Why isn’t my auto_increment column sequential?
auto_increment values in sharded tables in SingleStore are range-partitioned by the aggregator, in order to ensure fast performance.
One of the inherent challenges in designing a high-performance distributed database is ensuring the uniqueness of data (such as primary keys or auto-incrementing values). This is because uniqueness is a
global property: a unique data value on one particular node in the database that cannot overlap with other data on any node. When inserting unique values, this would create potentially significant performance degradation if every node had to query every other node in the cluster in order to guarantee uniqueness.

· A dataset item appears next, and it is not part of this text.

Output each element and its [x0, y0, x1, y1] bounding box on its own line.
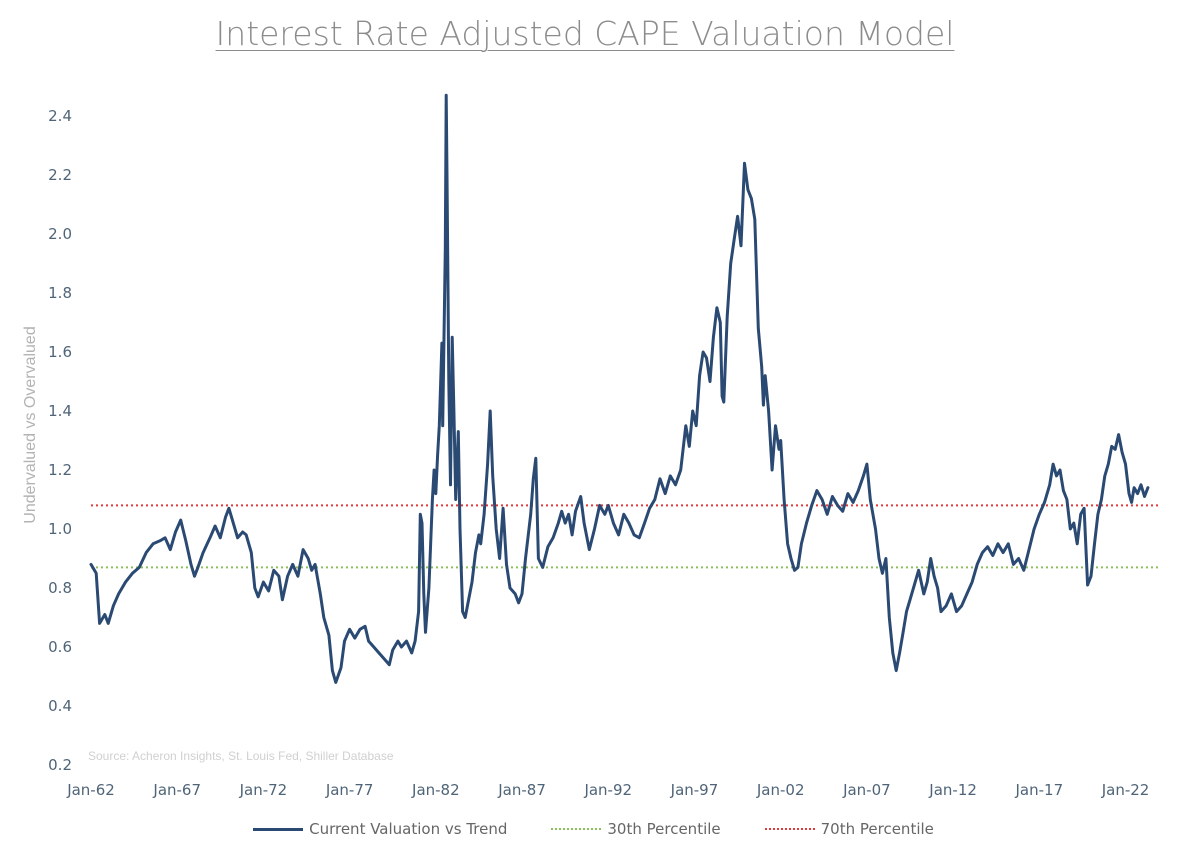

SingleStore avoids this issue with
auto_increment data by keeping track of the unique
auto_increment value on the aggregator node on which the insert is performed. This saves the leaf nodes from having to do any work to ensure uniqueness, because it is guaranteed by the aggregator beforehand. However, since a cluster may have multiple aggregators that "do not know" about each other's
auto_increment values, the range of
auto_increment values used by each aggregator is partitioned to eliminate the possibility of inserts on different aggregators attempting to generate the same
In practice, this is implemented by requiring a BIGINT data type for
auto_increment tables, and then using the high 14 bits to encode an aggregator ID and the bottom 50 bits for the actual
auto_increment value. The latter still allows 1,125,899,906,842,622 (about 10^15) unique values for each aggregator, and is why the value will appear to "jump around" when using multiple aggregators for inserts (the master aggregator will use values from 1 to 1125899906842623, the first child aggregator from 1125899906842624 to 2251799813685246, etc).
A notable exception to this behavior is in Reference tables, which are not sharded and so exhibit "normal"